EmitenNews.com - Kejaksaan Agung (Kejagung) menjelaskan wacana Jaksa Agung ST Burhanuddin tentang penyelesaian kasus korupsi dengan kerugian di bawah Rp50 juta, tidak perlu ke jalur hukum. Kepala Pusat Penerangan Hukum Kejagung Leonard Eben Ezer Simanjuntak menguraikan apa yang dimaksudkan bosnya itu.


Dalam keterangannya yang dikutip pada Sabtu (29/1/2022), Leonard Eben Ezer Simanjuntak mengatakan pernyataan Jaksa Agung itu merespons aspirasi yang disampaikan anggota Komisi III DPR agar hukum di Indonesia tidak tumpul ke atas dan tajam ke bawah. Usulan itu disampaikan dalam Rapat Dengar Pendapat (RDP) pada Kamis (27/1/2022).


Menurut Leonard  Eben Ezer Simanjuntak, Jaksa Agung meminta agar perkara seperti dana desa yang kerugiannya tidak besar untuk diselesaikan secara administratif. Caranya, urai jubir Kejagung itu, mengembalikan kerugian tersebut dan terhadap pelaku dilakukan pembinaan melalui inspektorat untuk tidak mengulangi perbuatannya.


Perkara korupsi dengan nilai kerugian keuangan negara Rp1 juta saat ini sedang dalam penyidikan oleh Polresta Pontianak. Kasus itu terkait dengan pungutan liar (Pungli) yang melibatkan seorang wasit dengan nilai Rp2,2 juta. Saat ini perkara tersebut masih dalam tahap pra-penuntutan di Kejaksaan Negeri Pontianak.


Sedangkan untuk perkara Tipikor dengan kerugian keuangan negara, Kejaksaan Agung telah memberikan imbauan kepada jajarannya untuk nilai kerugian di bawah Rp50 juta diselesaikan dengan cara pengembalian. Ini bagian dari upaya pelaksanaan proses hukum secara cepat, sederhana dan biaya ringan. Di sisi lain, kata Leonard, nilai kerugiannya relatif kecil.


Leonard mencontohkan seorang kepala desa yang tidak mempunyai kemampuan dan ikut pelatihan tentang pengelolaan keuangan harus mengelola dana desa senilai Rp1 miliar. Jika terjadi kesalahan administrasi yang membuat munculnya kerugian negara, hal tersebut dinilai melukai keadilan masyarakat.


"Oleh karena itu, Jaksa Agung RI menghimbau untuk dijadikan renungan bersama bahwa penegakan hukum tindak pidana korupsi pun harus mengutamakan nilai keadilan yang substantif selain kemanfaatan hukum dan kepastian hukum," kata Leonard.

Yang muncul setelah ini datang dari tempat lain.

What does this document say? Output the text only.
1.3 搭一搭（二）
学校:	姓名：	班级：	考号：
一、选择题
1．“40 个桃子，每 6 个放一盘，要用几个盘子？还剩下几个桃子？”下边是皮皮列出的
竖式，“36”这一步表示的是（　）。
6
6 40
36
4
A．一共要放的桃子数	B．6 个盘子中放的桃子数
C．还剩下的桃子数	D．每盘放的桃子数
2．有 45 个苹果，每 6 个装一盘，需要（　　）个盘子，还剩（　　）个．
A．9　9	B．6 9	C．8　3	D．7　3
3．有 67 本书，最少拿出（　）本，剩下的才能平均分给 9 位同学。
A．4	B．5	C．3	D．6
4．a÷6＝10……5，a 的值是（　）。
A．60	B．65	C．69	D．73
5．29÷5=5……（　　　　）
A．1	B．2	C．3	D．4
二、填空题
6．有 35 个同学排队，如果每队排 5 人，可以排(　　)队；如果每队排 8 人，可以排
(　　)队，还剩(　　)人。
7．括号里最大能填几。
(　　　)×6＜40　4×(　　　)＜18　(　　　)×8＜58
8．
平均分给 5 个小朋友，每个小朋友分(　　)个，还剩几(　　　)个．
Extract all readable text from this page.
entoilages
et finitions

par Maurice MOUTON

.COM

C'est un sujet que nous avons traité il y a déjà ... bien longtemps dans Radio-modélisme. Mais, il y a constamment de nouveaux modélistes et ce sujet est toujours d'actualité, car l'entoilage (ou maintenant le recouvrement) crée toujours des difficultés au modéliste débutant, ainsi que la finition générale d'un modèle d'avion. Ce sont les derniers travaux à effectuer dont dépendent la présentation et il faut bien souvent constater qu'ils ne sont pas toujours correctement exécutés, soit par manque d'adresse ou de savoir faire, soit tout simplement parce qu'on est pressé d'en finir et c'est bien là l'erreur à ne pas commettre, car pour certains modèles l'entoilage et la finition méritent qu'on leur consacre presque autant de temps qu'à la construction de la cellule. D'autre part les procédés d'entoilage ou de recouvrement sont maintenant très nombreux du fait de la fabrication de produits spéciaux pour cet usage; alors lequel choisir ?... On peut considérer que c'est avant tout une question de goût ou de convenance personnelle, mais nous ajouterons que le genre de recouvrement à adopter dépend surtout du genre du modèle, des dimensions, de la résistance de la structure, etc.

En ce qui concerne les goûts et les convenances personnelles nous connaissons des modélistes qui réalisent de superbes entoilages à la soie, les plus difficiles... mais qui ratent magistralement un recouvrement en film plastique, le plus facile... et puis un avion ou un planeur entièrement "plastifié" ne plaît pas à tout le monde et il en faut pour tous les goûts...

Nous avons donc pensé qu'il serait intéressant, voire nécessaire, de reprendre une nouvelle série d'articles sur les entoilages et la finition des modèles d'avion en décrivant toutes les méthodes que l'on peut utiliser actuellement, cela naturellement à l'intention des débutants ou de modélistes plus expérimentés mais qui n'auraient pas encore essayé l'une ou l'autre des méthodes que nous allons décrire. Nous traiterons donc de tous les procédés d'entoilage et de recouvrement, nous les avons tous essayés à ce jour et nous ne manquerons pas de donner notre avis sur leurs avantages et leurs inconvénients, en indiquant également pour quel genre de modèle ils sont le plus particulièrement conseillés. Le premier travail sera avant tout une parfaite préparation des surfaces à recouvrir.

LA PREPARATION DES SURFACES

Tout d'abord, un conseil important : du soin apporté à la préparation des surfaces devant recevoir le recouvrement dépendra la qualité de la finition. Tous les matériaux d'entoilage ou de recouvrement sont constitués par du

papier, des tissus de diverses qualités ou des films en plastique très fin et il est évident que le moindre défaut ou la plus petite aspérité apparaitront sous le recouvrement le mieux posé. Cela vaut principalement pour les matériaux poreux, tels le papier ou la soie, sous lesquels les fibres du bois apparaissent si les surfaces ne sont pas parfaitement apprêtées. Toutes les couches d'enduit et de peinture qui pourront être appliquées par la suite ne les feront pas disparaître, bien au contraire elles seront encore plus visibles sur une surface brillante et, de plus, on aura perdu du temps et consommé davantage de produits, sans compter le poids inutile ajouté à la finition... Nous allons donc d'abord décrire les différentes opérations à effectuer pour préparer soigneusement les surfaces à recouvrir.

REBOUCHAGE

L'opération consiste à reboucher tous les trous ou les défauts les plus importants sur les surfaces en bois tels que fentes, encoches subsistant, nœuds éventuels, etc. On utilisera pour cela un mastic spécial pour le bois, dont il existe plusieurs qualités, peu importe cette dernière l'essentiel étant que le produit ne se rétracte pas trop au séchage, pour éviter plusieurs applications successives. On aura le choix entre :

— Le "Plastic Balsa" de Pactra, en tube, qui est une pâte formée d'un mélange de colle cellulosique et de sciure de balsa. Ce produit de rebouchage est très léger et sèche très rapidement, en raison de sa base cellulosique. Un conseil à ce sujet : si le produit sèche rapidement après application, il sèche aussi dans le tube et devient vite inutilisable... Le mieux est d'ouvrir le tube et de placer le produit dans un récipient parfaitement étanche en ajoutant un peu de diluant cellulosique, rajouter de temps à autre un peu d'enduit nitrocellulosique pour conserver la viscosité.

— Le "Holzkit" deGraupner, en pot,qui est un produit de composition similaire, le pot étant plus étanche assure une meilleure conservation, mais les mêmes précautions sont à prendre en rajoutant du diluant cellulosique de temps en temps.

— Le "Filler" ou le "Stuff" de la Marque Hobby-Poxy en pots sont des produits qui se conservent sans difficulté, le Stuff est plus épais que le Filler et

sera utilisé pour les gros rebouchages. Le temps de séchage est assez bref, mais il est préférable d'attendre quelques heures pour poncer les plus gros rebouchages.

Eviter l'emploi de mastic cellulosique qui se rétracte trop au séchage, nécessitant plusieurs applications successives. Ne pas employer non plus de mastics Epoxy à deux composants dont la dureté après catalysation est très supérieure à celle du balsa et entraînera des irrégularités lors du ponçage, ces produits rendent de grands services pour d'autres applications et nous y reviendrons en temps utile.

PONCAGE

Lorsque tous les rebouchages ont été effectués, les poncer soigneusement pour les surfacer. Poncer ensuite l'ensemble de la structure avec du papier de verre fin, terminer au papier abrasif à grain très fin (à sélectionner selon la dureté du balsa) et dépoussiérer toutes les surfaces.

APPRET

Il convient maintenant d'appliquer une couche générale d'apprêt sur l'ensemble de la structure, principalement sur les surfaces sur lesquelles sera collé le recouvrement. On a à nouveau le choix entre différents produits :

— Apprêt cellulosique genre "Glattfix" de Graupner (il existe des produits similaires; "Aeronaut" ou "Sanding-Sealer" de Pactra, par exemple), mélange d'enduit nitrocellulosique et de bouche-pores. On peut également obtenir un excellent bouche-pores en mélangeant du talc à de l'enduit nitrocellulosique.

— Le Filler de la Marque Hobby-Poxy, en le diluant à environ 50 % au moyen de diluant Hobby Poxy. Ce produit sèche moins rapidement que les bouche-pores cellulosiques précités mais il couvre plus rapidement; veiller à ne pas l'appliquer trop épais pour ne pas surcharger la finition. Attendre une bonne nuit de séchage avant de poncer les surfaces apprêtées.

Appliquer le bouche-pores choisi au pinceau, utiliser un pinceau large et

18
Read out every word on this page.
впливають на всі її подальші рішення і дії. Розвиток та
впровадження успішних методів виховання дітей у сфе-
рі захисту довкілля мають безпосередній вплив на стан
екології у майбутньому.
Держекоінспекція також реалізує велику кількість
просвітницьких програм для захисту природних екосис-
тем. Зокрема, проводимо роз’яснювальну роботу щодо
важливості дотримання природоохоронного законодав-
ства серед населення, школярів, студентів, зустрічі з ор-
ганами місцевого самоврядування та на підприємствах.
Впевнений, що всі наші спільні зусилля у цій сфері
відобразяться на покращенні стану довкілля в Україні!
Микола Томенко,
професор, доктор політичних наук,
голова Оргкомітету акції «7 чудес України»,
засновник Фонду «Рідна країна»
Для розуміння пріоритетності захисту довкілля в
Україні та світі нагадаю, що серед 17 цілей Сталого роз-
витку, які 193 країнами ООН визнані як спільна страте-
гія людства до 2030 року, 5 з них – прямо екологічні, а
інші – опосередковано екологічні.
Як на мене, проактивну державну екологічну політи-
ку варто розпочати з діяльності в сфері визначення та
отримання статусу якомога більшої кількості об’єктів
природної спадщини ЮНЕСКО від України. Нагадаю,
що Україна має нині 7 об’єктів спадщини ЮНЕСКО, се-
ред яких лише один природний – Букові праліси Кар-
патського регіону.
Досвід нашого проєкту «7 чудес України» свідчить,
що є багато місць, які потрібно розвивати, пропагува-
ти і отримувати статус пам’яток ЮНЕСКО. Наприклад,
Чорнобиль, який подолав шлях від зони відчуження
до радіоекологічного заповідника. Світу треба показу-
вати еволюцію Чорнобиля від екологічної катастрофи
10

Upaya preventif dengan memberikan pendampingan dan pembinaan terhadap kepala desa oleh Kejaksaan atau inspektorat Pemda amat penting dan prioritas. Selain itu, ada upaya menuntut pelaku agar mengembalikan kerugian negara selama proses hukum sedang berjalan.


Kejaksaan akan mengapresiasi jika pelaku telah mengembalikan kerugian sebelum proses penyidikan berjalan. Menurut Leonardi, untuk perkara yang model ini Jaksa Agung wacanakan dalam bentuk imbauan untuk ditangani dengan menggunakan instrumen lain, selain undang-undang tindak pidana korupsi.


Leonard menegaskan imbauan Jaksa Agung itu, bukan untuk impunitas pelaku tindak pidana korupsi. Tujuannya ialah agar ada pemulihan dalam hal kerugian keuangan negara.


Sebelumnya, Sabtu (1/1/2022), Jaksa Agung ST Burhanuddin, mengungkapkan, sepanjang 2021, pihaknya telah menangani sebanyak 1.852 perkara tindak pidana korupsi dan tindak pidana pencucian uang. Sepanjang tahun itu, Kejagung juga telah mengeksekusi pidana badan sebanyak 935 terpidana. Dari penanganan dua perkara tersebut, pihak Kejagung telah menyelamatkan keuangan negara hingga puluhan triliun rupiah.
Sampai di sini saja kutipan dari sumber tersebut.